Cons: Creation takes time and is complicated for the average user; could use more in-app support features and character effects.
Bottom Line: This dynamic tool allows users to create and experience augmented-reality activities while learning 21st-century skills.
The time it takes to design effective augmented-reality (AR) learning activities may cause teachers to hesitate, but Metaverse makes the process more accessible with its scene-centered platform. Create digital scavenger hunts by adding location blocks or item collection commands to the experiences. Promote gamification and movement by designing digital "breakouts" for teams of students, or let students collaborate to create their own. Challenge students to work in teams to solve a riddle or puzzle, or bring the magic of virtual reality to the classroom by incorporating a 360-degree video scene. Empower students to create "choose your own adventure"-style stories or presentations to share with the Metaverse community, or create a professional development experience that will have teachers thinking like kids again!
Allowing students to take control of their learning can be difficult for teachers, but Metaverse is the kind of tool teachers can learn to use alongside their students. Short on time? Select from the ever growing collection of user-created experiences. If you do this, be prepared to dig for gems, as not all experiences are worthwhile. A word of caution: Content may not be suitable for all ages, so preview community content before sharing with students. Also, while there are many experiences for students around the age of 9 and up, Metaverse Studio requires an email login and is intended for users age 13 and older.
Metaverse is a platform (website and app) for creating, sharing, and interacting with augmented-reality (AR) "experiences." Metaverse Studio, recommended for older users (13+), is where creation occurs. New experiences begin with a blank storyboard that allows for nearly unlimited combinations of scenes, characters, commands, and navigation options. Scenes can contain clues, directions, questions, web links, videos, and more. Users connect scenes to create a partial or complete experience that adjusts to viewers' responses. Once a user creates an experience, it can be duplicated and edited to create another, so users don't have to start from scratch to create additional experiences.
Metaverse Studio is designed with the 21st-century learner in mind, promoting skills such as creativity, problem-solving, critical thinking, analysis, coding, and iterative testing. By design, this tool promotes a trial-and-error user experience, and each scene must be carefully planned and connected in order for it to work in the app. While a coding background or even basic knowledge would be an advantage, it's not required to get started. That said, coding functions such as arrays, strings, and environmental properties may confound users and may discourage time-stretched or tech-reluctant teachers from creating much beyond basic Q&A activities. For this reason, it may be helpful to watch one or more of the online tutorials.

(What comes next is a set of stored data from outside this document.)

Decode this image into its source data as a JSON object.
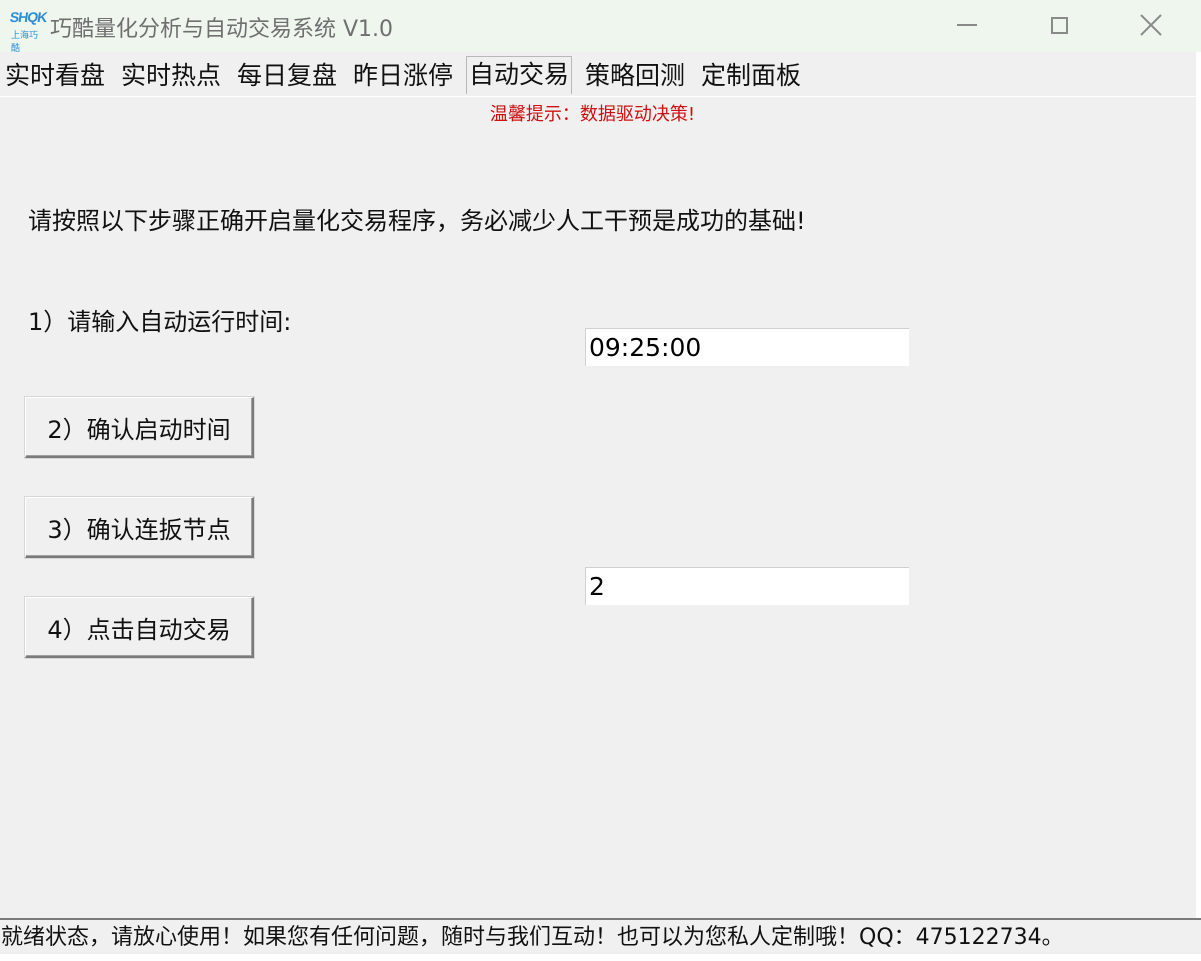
{
  "window": {
    "logo_top": "SHQK",
    "logo_bottom": "上海巧酷",
    "title": "巧酷量化分析与自动交易系统 V1.0"
  },
  "tabs": [
    {
      "label": "实时看盘",
      "active": false
    },
    {
      "label": "实时热点",
      "active": false
    },
    {
      "label": "每日复盘",
      "active": false
    },
    {
      "label": "昨日涨停",
      "active": false
    },
    {
      "label": "自动交易",
      "active": true
    },
    {
      "label": "策略回测",
      "active": false
    },
    {
      "label": "定制面板",
      "active": false
    }
  ],
  "tip": "温馨提示：数据驱动决策!",
  "main": {
    "instruction": "请按照以下步骤正确开启量化交易程序，务必减少人工干预是成功的基础!",
    "step1_label": "1）请输入自动运行时间:",
    "time_value": "09:25:00",
    "step2_button": "2）确认启动时间",
    "step3_button": "3）确认连扳节点",
    "node_value": "2",
    "step4_button": "4）点击自动交易"
  },
  "statusbar": {
    "text": "就绪状态，请放心使用！如果您有任何问题，随时与我们互动！也可以为您私人定制哦！QQ：475122734。"
  },
  "colors": {
    "tip": "#d01010",
    "logo": "#2a8fd6",
    "titlebar": "#eef6ee"
  }
}
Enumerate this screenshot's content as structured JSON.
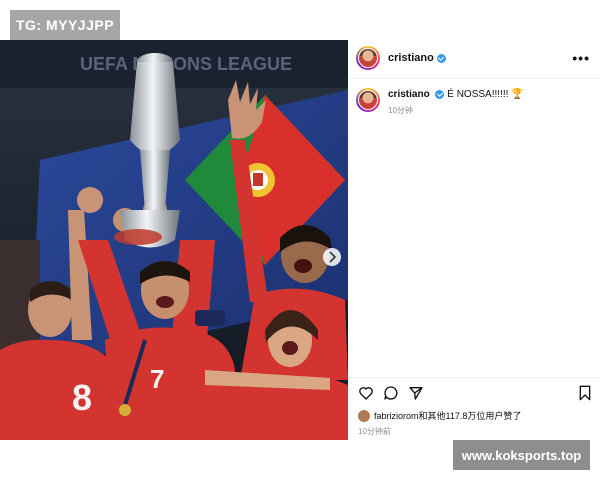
{
  "watermark_top": "TG: MYYJJPP",
  "watermark_bottom": "www.koksports.top",
  "post": {
    "author": "cristiano",
    "more_label": "•••",
    "caption_author": "cristiano",
    "caption_text": "É NOSSA!!!!!!",
    "caption_emoji": "🏆",
    "caption_time": "10分钟",
    "liked_by_text": "fabriziorom和其他117.8万位用户赞了",
    "post_time": "10分钟前"
  },
  "image": {
    "flag_colors": {
      "green": "#1f8a3c",
      "red": "#d9302b"
    },
    "jersey_number_center": "7",
    "jersey_number_left": "8",
    "jersey_color": "#d4342f"
  },
  "icons": [
    "heart-icon",
    "comment-icon",
    "share-icon",
    "bookmark-icon",
    "more-icon",
    "verified-icon",
    "trophy-icon",
    "chevron-right-icon"
  ]
}
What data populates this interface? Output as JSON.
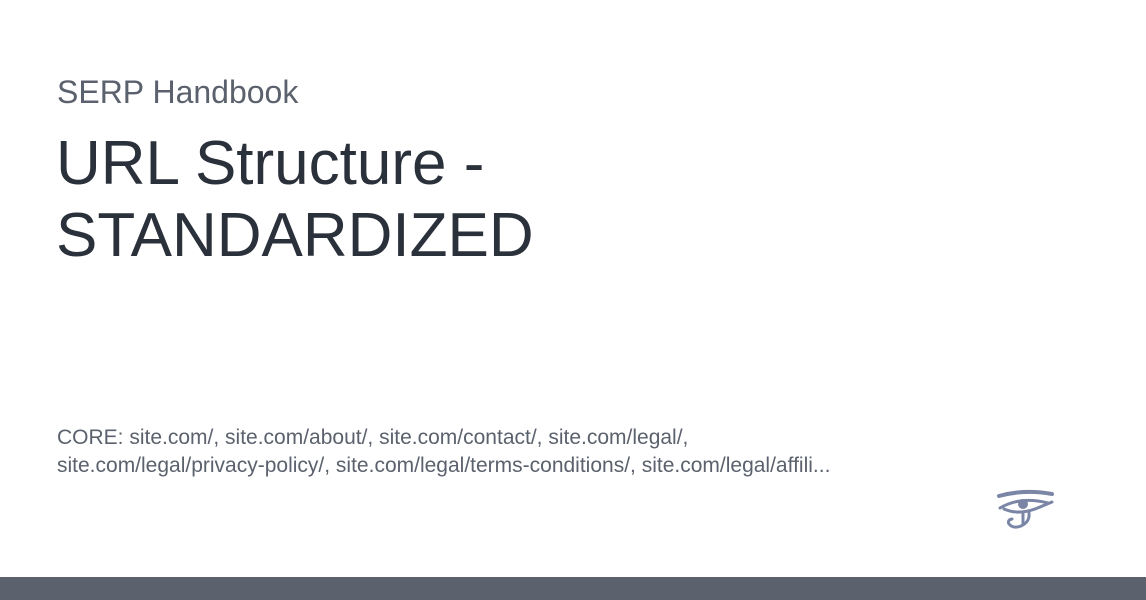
{
  "site": {
    "name": "SERP Handbook"
  },
  "page": {
    "title": "URL Structure - STANDARDIZED",
    "description": "CORE: site.com/, site.com/about/, site.com/contact/, site.com/legal/,\nsite.com/legal/privacy-policy/, site.com/legal/terms-conditions/, site.com/legal/affili..."
  },
  "logo": {
    "icon": "eye-of-horus-icon",
    "color": "#7b86a6"
  },
  "colors": {
    "bottom_bar": "#5b626d",
    "title": "#2b313b",
    "muted_text": "#5b626d",
    "background": "#ffffff"
  }
}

Without a ton of step-by-step support, users may struggle with the process of creating content, but many students, especially gamers, might be comfortable with this sort of "figure it out" process similar to games like Minecraft. Also, there's no way to go backward in an experience unless the creator builds it in, so students may accidentally close experiences and have to start over from the beginning. Additional features such as sound effects and a way to rate user-designed creations would be great additions to this ambitious tool. Although Metaverse can be frustrating to use at first, the reward of creating or enabling others to create exciting and engaging learning experiences is well worth it.